Once all the stacks are deployed successfully, a managed Airflow environment will be created on AWS. Open the Airflow UI and run the dag. By running the dag, an EMR cluster will be created to run the jobs.
The I94 Immigration dataset contains statistics regarding the international visitor arrivals split by world regions and countries, type of visa, mode of transportation, age groups, states visited, and the ports of entry.
The dataset can be found here.
The dataset files in the repo can be found inside the "src/data/sas_data/" directory.
The World Temperature dataset contains data regarding the monthly average temperature by country. This dataset is taken from Kaggle.
This data has to be downloaded and placed inside the "src/data/ directory.
The U.S. City Demographic dataset contains demographic information of US cities and census-designated places with a population greater or equal to 65,000.
More about the dataset can be found here here.
The dataset in the repo can be found at "src/data/us-cities-demographics.csv".
A simple table of Airport codes and corresponding cities. More about the dataset can be found here.
The dataset in the repo can be found at: "src/data/I94_SAS_Labels_Descriptions.SAS".
To start Airflow locally, run:
bash run-local.sh
The Airflow UI can be accessed from localhost:8080.
To delete all created containers, run:
docker-compose down --volumes --rmi all
The AWS part of this project is split in 2 parts.
- AWS CloudFormation stacks
The services are created using AWS's Cloudformation. There are 4 templates available that create the necessary tables. The first 3 are related to repositories and services that do not cost a lot and can remain active. The "template.yaml" contains the core services that should be deleted when experimentation is over. - Airflow
The Airflow Dag for AWS can be found at "src/aws_dags/". This directory contains the main dag as well as the helper function that contain configurations and the SQL scripts required for Redshift.
Some mandatory steps are needed to run it on AWS.
- Fill the "S3BucketName" and "RedshiftMasterUserPassword" inside the "aws/parameters/parameters.json" file.
The "S3BucketName" is the unique bucket name that will be created and the "RedshiftMasterUserPassword" is the Redshift database password. - Fill the "IAM_REDSHIFT_ROLE" and "BUCKET_NAME" inside the "src/aws_dags/helpers/conf.py" file.
The "IAM_REDSHIFT_ROLE" is the IAM role ARN required to access Redshift. This can be found using the AWS console and accessing IAM Roles.

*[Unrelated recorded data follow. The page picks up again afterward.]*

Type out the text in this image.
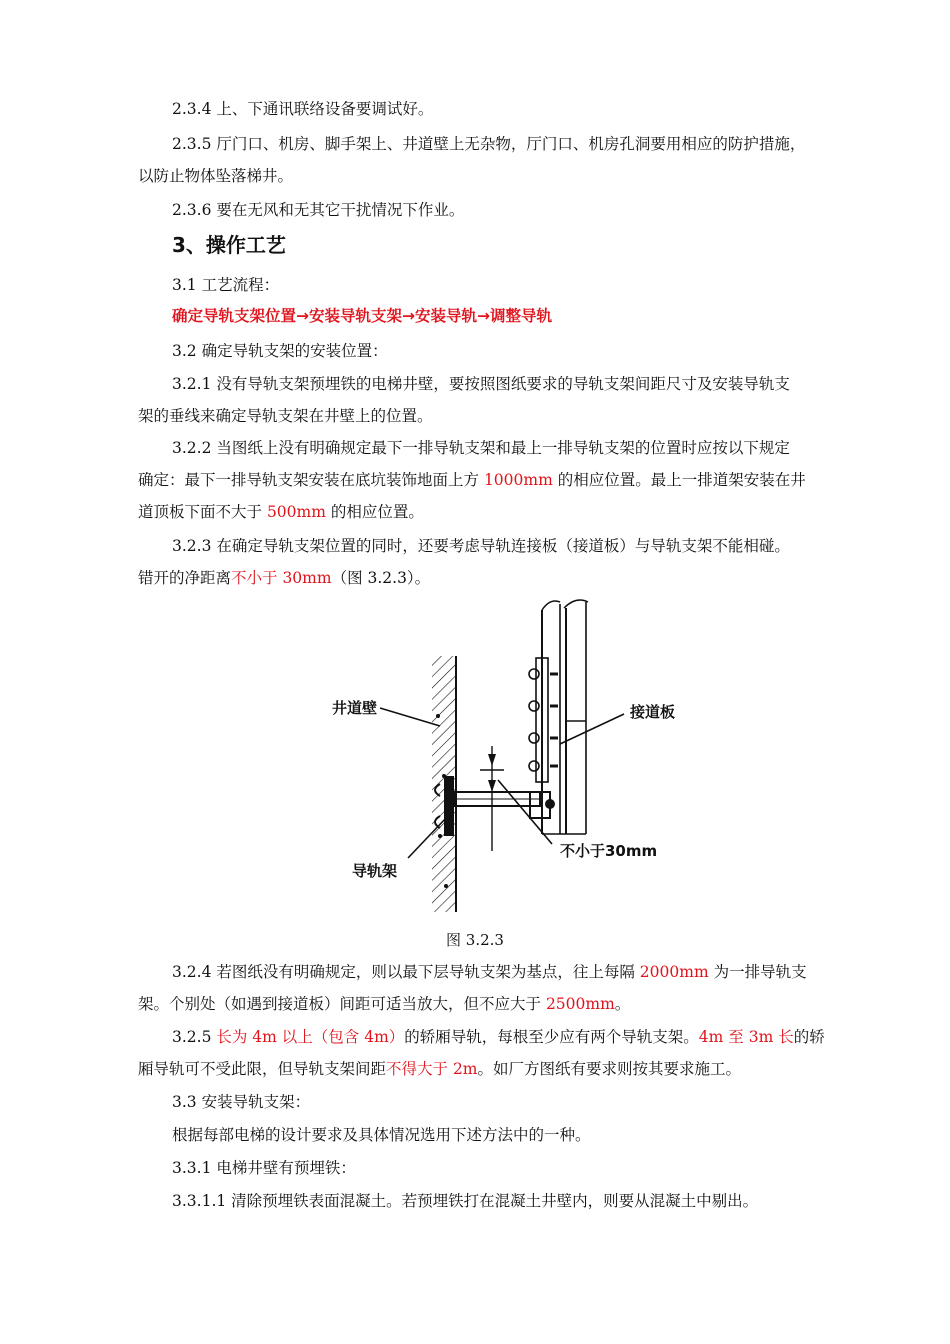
2.3.4 上、下通讯联络设备要调试好。
2.3.5 厅门口、机房、脚手架上、井道壁上无杂物，厅门口、机房孔洞要用相应的防护措施，
以防止物体坠落梯井。
2.3.6 要在无风和无其它干扰情况下作业。
3、操作工艺
3.1 工艺流程：
确定导轨支架位置→安装导轨支架→安装导轨→调整导轨
3.2 确定导轨支架的安装位置：
3.2.1 没有导轨支架预埋铁的电梯井壁，要按照图纸要求的导轨支架间距尺寸及安装导轨支
架的垂线来确定导轨支架在井壁上的位置。
3.2.2 当图纸上没有明确规定最下一排导轨支架和最上一排导轨支架的位置时应按以下规定
确定：最下一排导轨支架安装在底坑装饰地面上方 1000mm 的相应位置。最上一排道架安装在井
道顶板下面不大于 500mm 的相应位置。
3.2.3 在确定导轨支架位置的同时，还要考虑导轨连接板（接道板）与导轨支架不能相碰。
错开的净距离不小于 30mm（图 3.2.3）。
井道壁	接道板
导轨架
不小于30mm
图 3.2.3
3.2.4 若图纸没有明确规定，则以最下层导轨支架为基点，往上每隔 2000mm 为一排导轨支
架。个别处（如遇到接道板）间距可适当放大，但不应大于 2500mm。
3.2.5 长为 4m 以上（包含 4m）的轿厢导轨，每根至少应有两个导轨支架。4m 至 3m 长的轿
厢导轨可不受此限，但导轨支架间距不得大于 2m。如厂方图纸有要求则按其要求施工。
3.3 安装导轨支架：
根据每部电梯的设计要求及具体情况选用下述方法中的一种。
3.3.1 电梯井壁有预埋铁：
3.3.1.1 清除预埋铁表面混凝土。若预埋铁打在混凝土井壁内，则要从混凝土中剔出。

The name should be in the format "arn:aws:iam<AccountNumber>:role/AirflowTemplate-AirflowRole-<id>". The "BUCKET_NAME" is the Bucket name used in "S3BucketName". - Fill the "BUCKET_NAME" inside the "bootstrap.sh" file.
- When the template.yaml has been deployed. Go to the Airflow UI at Admin -> Connections. Create a new connection by pressing the "+" button on the upper left.
Add the following values:
- Connection Id: redshift_default
- Connection Type: Amazon Redshift
- Host: The "Endpoint" value taken from the Redshift page in AWS console without the port and schema. Has the following format: <clusterIdentifier>.<id>.<region>.redshift.amazonaws.com.

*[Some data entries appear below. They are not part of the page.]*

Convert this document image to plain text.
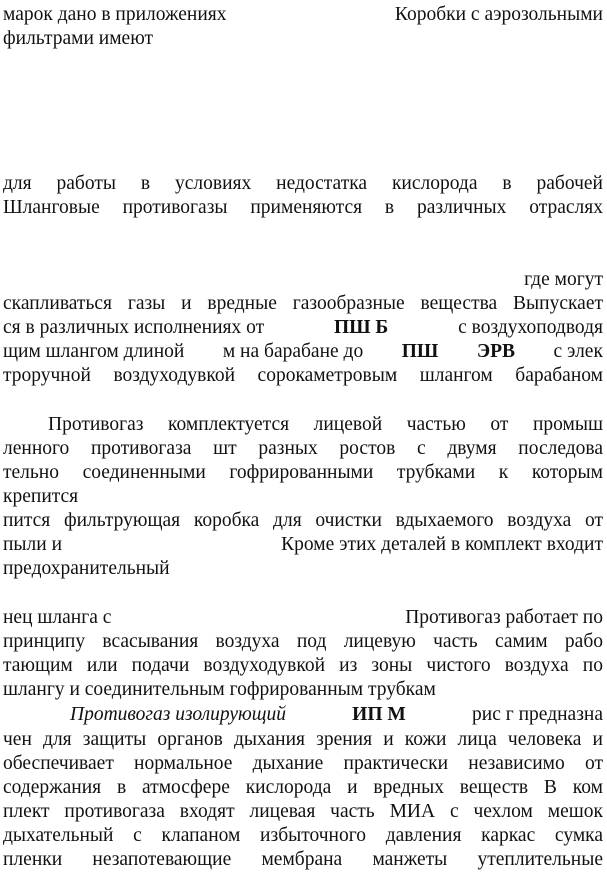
марок дано в приложениях	Коробки с аэрозольными
фильтрами имеют
для работы в условиях недостатка кислорода в рабочей
Шланговые противогазы применяются в различных отраслях
где могут
скапливаться газы и вредные газообразные вещества Выпускает
ся в различных исполнениях от	ПШ Б	с воздухоподводя
щим шлангом длиной м на барабане до ПШ ЭРВ с элек
троручной воздуходувкой сорокаметровым шлангом барабаном
Противогаз комплектуется лицевой частью от промыш
ленного противогаза шт разных ростов с двумя последова
тельно соединенными гофрированными трубками к которым
крепится
пится фильтрующая коробка для очистки вдыхаемого воздуха от
пыли и	Кроме этих деталей в комплект входит
предохранительный
нец шланга с	Противогаз работает по
принципу всасывания воздуха под лицевую часть самим рабо
тающим или подачи воздуходувкой из зоны чистого воздуха по
шлангу и соединительным гофрированным трубкам
Противогаз изолирующий	ИП М	рис г предназна
чен для защиты органов дыхания зрения и кожи лица человека и
обеспечивает нормальное дыхание практически независимо от
содержания в атмосфере кислорода и вредных веществ В ком
плект противогаза входят лицевая часть МИА с чехлом мешок
дыхательный с клапаном избыточного давления каркас сумка
пленки незапотевающие мембрана манжеты утеплительные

- Schema: The database name. Should be the same as the RedshiftDBName value in "aws/parameters/parameters.json".
- Login: The Admin user name. The default used is "master".
Can also be found inside the Redshift page in AWS console at Properties -> Database configurations -> Admin user name. - Password: The database password. Should be the same as the "RedshiftMasterUserPassword" value in "aws/parameters/parameters.json".
- Port: Database port. The default is 5439. Can also be found inside the Redshift page in AWS console at Properties -> Database configurations -> Port.
To remove the created services, just delete the stack from the CloudFormation page on the AWS console.
Docker must be installed to run the docker files. AWS cli must be installed to run the AWS scripts.
- Set local Airflow ☑
- Install PySpark in Airflow image ☑
- Create local Airflow jobs ☑
- Create Airflow environment on AWS ☑
- Create Airflow Pyspark jobs on AWS EMR ☑
- Save EMR results on AWS Redshift ☑